Amelia Gapin shared her story and her experiences as to what it is like to be a transgender woman on Oct. 10 in the Ceddia Union Building multipurpose room.
Gapin is an athlete, a software engineer and a blogger. She was the first transgender woman to be on the cover of Women’s Running Magazine. She began her speech by stating that this is the first speech she has ever given about being transgender, and she is not a public speaker. Instead of being seen as a public speaker, she simply wanted to be seen as someone sharing their life experiences.
“I would describe being transgender as a never-ending assault on your identity,” Gapin said. “From the moment the doctor utters the words ‘it’s a boy’ or ‘it’s a girl’, our identities are dictated on to us.”
When Gapin was born, the doctor announced “it’s a boy.” Her family as well as society told her to like sports and “boy things,” as Gapin described it. However, Gapin said she identified with the female characters she saw on TV.
“Even at a young age, I knew that I wasn’t supposed to tell people this. I didn’t know why I wasn’t supposed to. I knew I was supposed to like Batman — not Batgirl,” Gapin said.
She first heard the word transgender when she was in college. When she was younger, she only knew of the term “cross-dresser,” but it was not putting on clothes that made her feel like a girl. Gapin said it instead felt like an external expression of something internal.
She said, “I would go to bed wishing to wake up a woman every single night that I can remember of my entire life.”
Discovering the word transgender made Gapin realize it perfectly described her and that she could be a girl. However, after the transition process, she said the assault was now not only on her identity, but on her entire existence.

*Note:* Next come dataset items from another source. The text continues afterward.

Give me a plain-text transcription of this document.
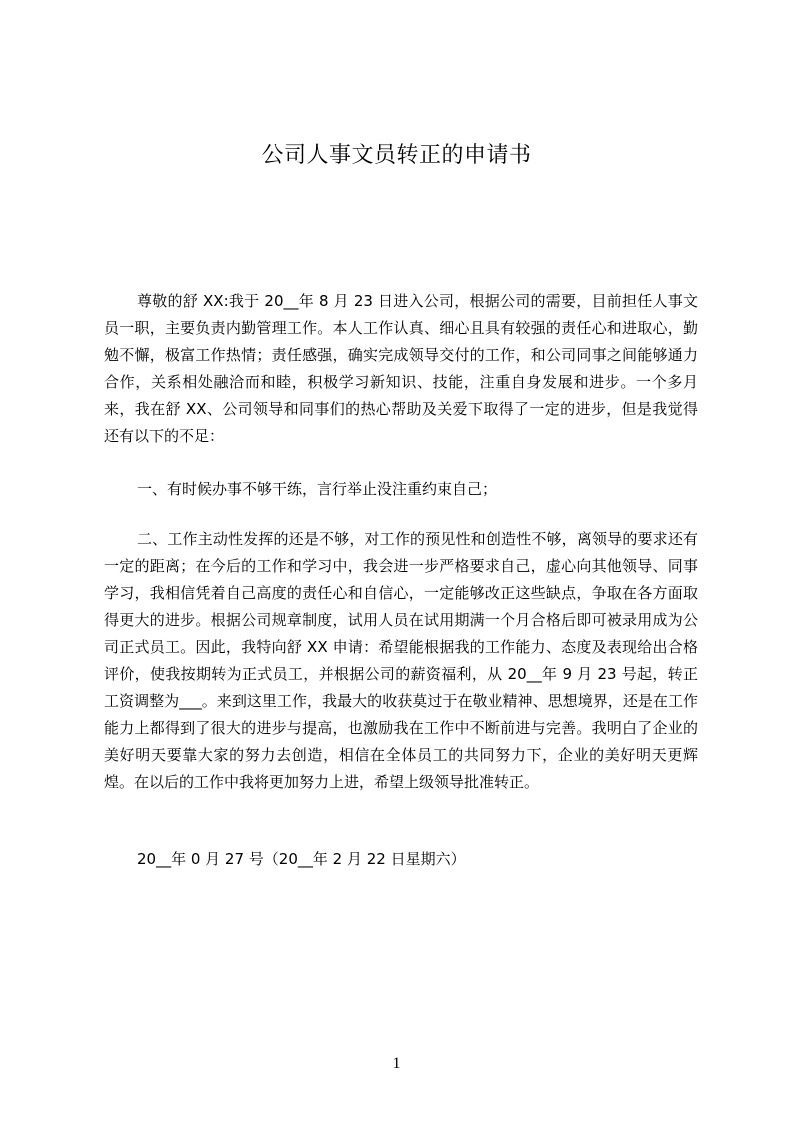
公司人事文员转正的申请书
尊敬的舒 XX:我于 20__年 8 月 23 日进入公司，根据公司的需要，目前担任人事文员一职，主要负责内勤管理工作。本人工作认真、细心且具有较强的责任心和进取心，勤勉不懈，极富工作热情；责任感强，确实完成领导交付的工作，和公司同事之间能够通力合作，关系相处融洽而和睦，积极学习新知识、技能，注重自身发展和进步。一个多月来，我在舒 XX、公司领导和同事们的热心帮助及关爱下取得了一定的进步，但是我觉得还有以下的不足：
一、有时候办事不够干练，言行举止没注重约束自己；
二、工作主动性发挥的还是不够，对工作的预见性和创造性不够，离领导的要求还有一定的距离；在今后的工作和学习中，我会进一步严格要求自己，虚心向其他领导、同事学习，我相信凭着自己高度的责任心和自信心，一定能够改正这些缺点，争取在各方面取得更大的进步。根据公司规章制度，试用人员在试用期满一个月合格后即可被录用成为公司正式员工。因此，我特向舒 XX 申请：希望能根据我的工作能力、态度及表现给出合格评价，使我按期转为正式员工，并根据公司的薪资福利，从 20__年 9 月 23 号起，转正工资调整为___。来到这里工作，我最大的收获莫过于在敬业精神、思想境界，还是在工作能力上都得到了很大的进步与提高，也激励我在工作中不断前进与完善。我明白了企业的美好明天要靠大家的努力去创造，相信在全体员工的共同努力下，企业的美好明天更辉煌。在以后的工作中我将更加努力上进，希望上级领导批准转正。
20__年 0 月 27 号（20__年 2 月 22 日星期六）
1
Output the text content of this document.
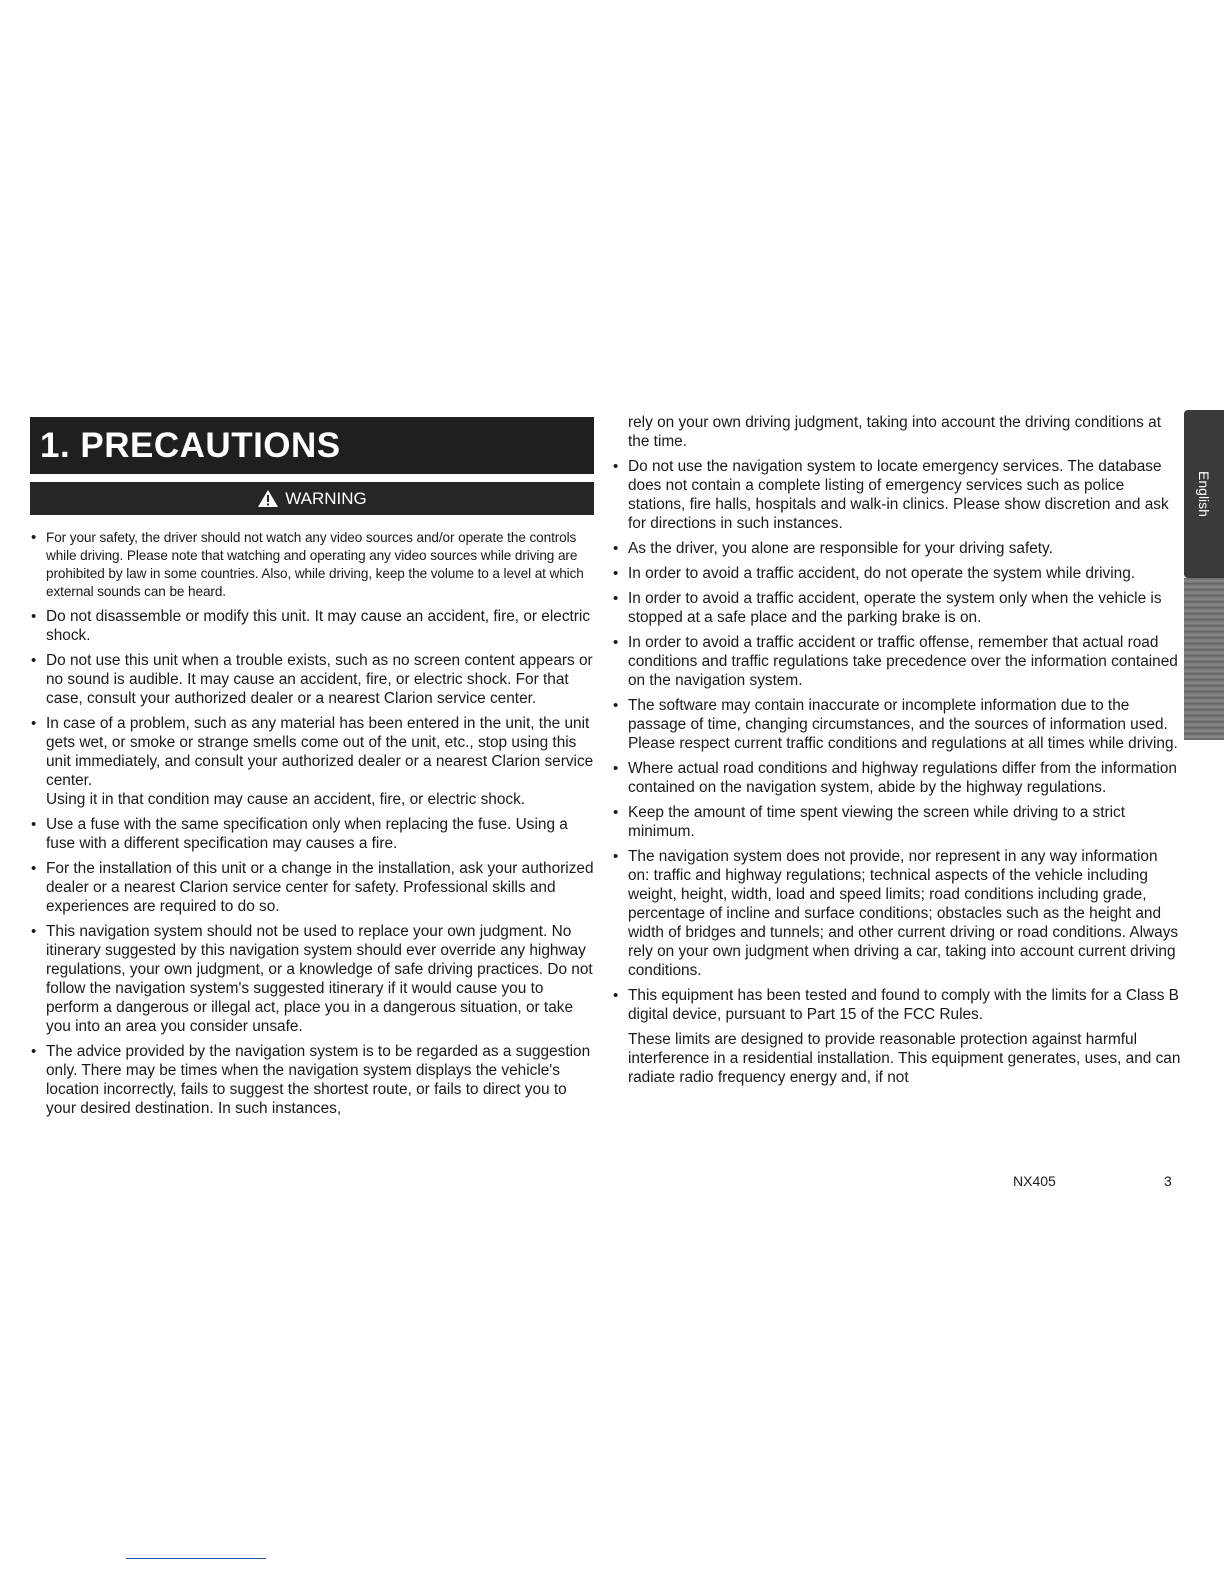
1. PRECAUTIONS
WARNING
• For your safety, the driver should not watch any video sources and/or operate the controls while driving. Please note that watching and operating any video sources while driving are prohibited by law in some countries. Also, while driving, keep the volume to a level at which external sounds can be heard.
• Do not disassemble or modify this unit. It may cause an accident, fire, or electric shock.
• Do not use this unit when a trouble exists, such as no screen content appears or no sound is audible. It may cause an accident, fire, or electric shock. For that case, consult your authorized dealer or a nearest Clarion service center.
• In case of a problem, such as any material has been entered in the unit, the unit gets wet, or smoke or strange smells come out of the unit, etc., stop using this unit immediately, and consult your authorized dealer or a nearest Clarion service center.
Using it in that condition may cause an accident, fire, or electric shock.
• Use a fuse with the same specification only when replacing the fuse. Using a fuse with a different specification may causes a fire.
• For the installation of this unit or a change in the installation, ask your authorized dealer or a nearest Clarion service center for safety. Professional skills and experiences are required to do so.
• This navigation system should not be used to replace your own judgment. No itinerary suggested by this navigation system should ever override any highway regulations, your own judgment, or a knowledge of safe driving practices. Do not follow the navigation system's suggested itinerary if it would cause you to perform a dangerous or illegal act, place you in a dangerous situation, or take you into an area you consider unsafe.
• The advice provided by the navigation system is to be regarded as a suggestion only. There may be times when the navigation system displays the vehicle's location incorrectly, fails to suggest the shortest route, or fails to direct you to your desired destination. In such instances,
rely on your own driving judgment, taking into account the driving conditions at the time.
• Do not use the navigation system to locate emergency services. The database does not contain a complete listing of emergency services such as police stations, fire halls, hospitals and walk-in clinics. Please show discretion and ask for directions in such instances.
• As the driver, you alone are responsible for your driving safety.
• In order to avoid a traffic accident, do not operate the system while driving.
• In order to avoid a traffic accident, operate the system only when the vehicle is stopped at a safe place and the parking brake is on.
• In order to avoid a traffic accident or traffic offense, remember that actual road conditions and traffic regulations take precedence over the information contained on the navigation system.
• The software may contain inaccurate or incomplete information due to the passage of time, changing circumstances, and the sources of information used. Please respect current traffic conditions and regulations at all times while driving.
• Where actual road conditions and highway regulations differ from the information contained on the navigation system, abide by the highway regulations.
• Keep the amount of time spent viewing the screen while driving to a strict minimum.
• The navigation system does not provide, nor represent in any way information on: traffic and highway regulations; technical aspects of the vehicle including weight, height, width, load and speed limits; road conditions including grade, percentage of incline and surface conditions; obstacles such as the height and width of bridges and tunnels; and other current driving or road conditions. Always rely on your own judgment when driving a car, taking into account current driving conditions.
• This equipment has been tested and found to comply with the limits for a Class B digital device, pursuant to Part 15 of the FCC Rules.
These limits are designed to provide reasonable protection against harmful interference in a residential installation. This equipment generates, uses, and can radiate radio frequency energy and, if not
NX405	3
English
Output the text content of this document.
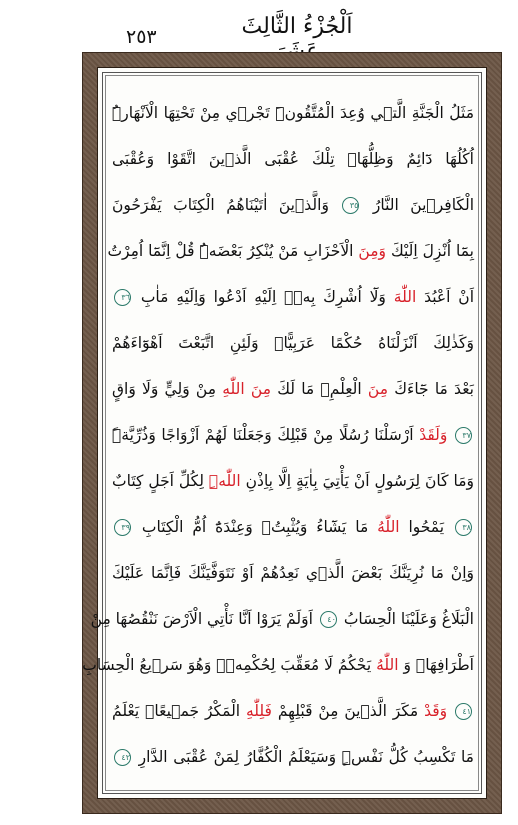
٢٥٣	اَلْجُزْءُ الثَّالِثَ
مَثَلُ الْجَنَّةِ الَّت۪ي وُعِدَ الْمُتَّقُونَۜ تَجْر۪ي مِنْ تَحْتِهَا الْاَنْهَارُۜ
اُكُلُهَا دَٓائِمٌ وَظِلُّهَاۜ تِلْكَ عُقْبَى الَّذ۪ينَ اتَّقَوْا وَعُقْبَى
الْكَافِر۪ينَ النَّارُ ٣٥ وَالَّذ۪ينَ اٰتَيْنَاهُمُ الْكِتَابَ يَفْرَحُونَ
بِمَٓا اُنْزِلَ اِلَيْكَ وَمِنَ الْاَحْزَابِ مَنْ يُنْكِرُ بَعْضَهُۜ قُلْ اِنَّمَٓا اُمِرْتُ
اَنْ اَعْبُدَ اللّٰهَ وَلَٓا اُشْرِكَ بِه۪ۜ اِلَيْهِ اَدْعُوا وَاِلَيْهِ مَاٰبِ ٣٦
وَكَذٰلِكَ اَنْزَلْنَاهُ حُكْمًا عَرَبِيًّاۜ وَلَئِنِ اتَّبَعْتَ اَهْوَٓاءَهُمْ
بَعْدَ مَا جَٓاءَكَ مِنَ الْعِلْمِۙ مَا لَكَ مِنَ اللّٰهِ مِنْ وَلِيٍّ وَلَا وَاقٍ
٣٧ وَلَقَدْ اَرْسَلْنَا رُسُلًا مِنْ قَبْلِكَ وَجَعَلْنَا لَهُمْ اَزْوَاجًا وَذُرِّيَّةًۜ
وَمَا كَانَ لِرَسُولٍ اَنْ يَأْتِيَ بِاٰيَةٍ اِلَّا بِاِذْنِ اللّٰهِۜ لِكُلِّ اَجَلٍ كِتَابٌ
٣٨ يَمْحُوا اللّٰهُ مَا يَشَٓاءُ وَيُثْبِتُۚ وَعِنْدَهُٓ اُمُّ الْكِتَابِ ٣٩
وَاِنْ مَا نُرِيَنَّكَ بَعْضَ الَّذ۪ي نَعِدُهُمْ اَوْ نَتَوَفَّيَنَّكَ فَاِنَّمَا عَلَيْكَ
الْبَلَاغُ وَعَلَيْنَا الْحِسَابُ ٤٠ اَوَلَمْ يَرَوْا اَنَّا نَأْتِي الْاَرْضَ نَنْقُصُهَا مِنْ
اَطْرَافِهَاۜ وَ اللّٰهُ يَحْكُمُ لَا مُعَقِّبَ لِحُكْمِه۪ۜ وَهُوَ سَر۪يعُ الْحِسَابِ
٤١ وَقَدْ مَكَرَ الَّذ۪ينَ مِنْ قَبْلِهِمْ فَلِلّٰهِ الْمَكْرُ جَم۪يعًاۜ يَعْلَمُ
مَا تَكْسِبُ كُلُّ نَفْسٍۜ وَسَيَعْلَمُ الْكُفَّارُ لِمَنْ عُقْبَى الدَّارِ ٤٢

There is a lack of acceptance for transgender people, she said. People who come out as transgender are often kicked out of their homes, lose custody of their children and lose their jobs.
She also covered other topics about issues transgender people face such as violence, being mis-gendered and being told that being transgender is a mental disorder when it is actually a medical condition.
To conclude, she gave tips on how people can become allies to transgender people. These tips included not asking intrusive questions, using correct names and pronouns and speaking up for those who are transgender.
“When you hear something transphobic — say something,” Gapin said. “And of course, amplify the voices of trans people, but don’t speak for them.”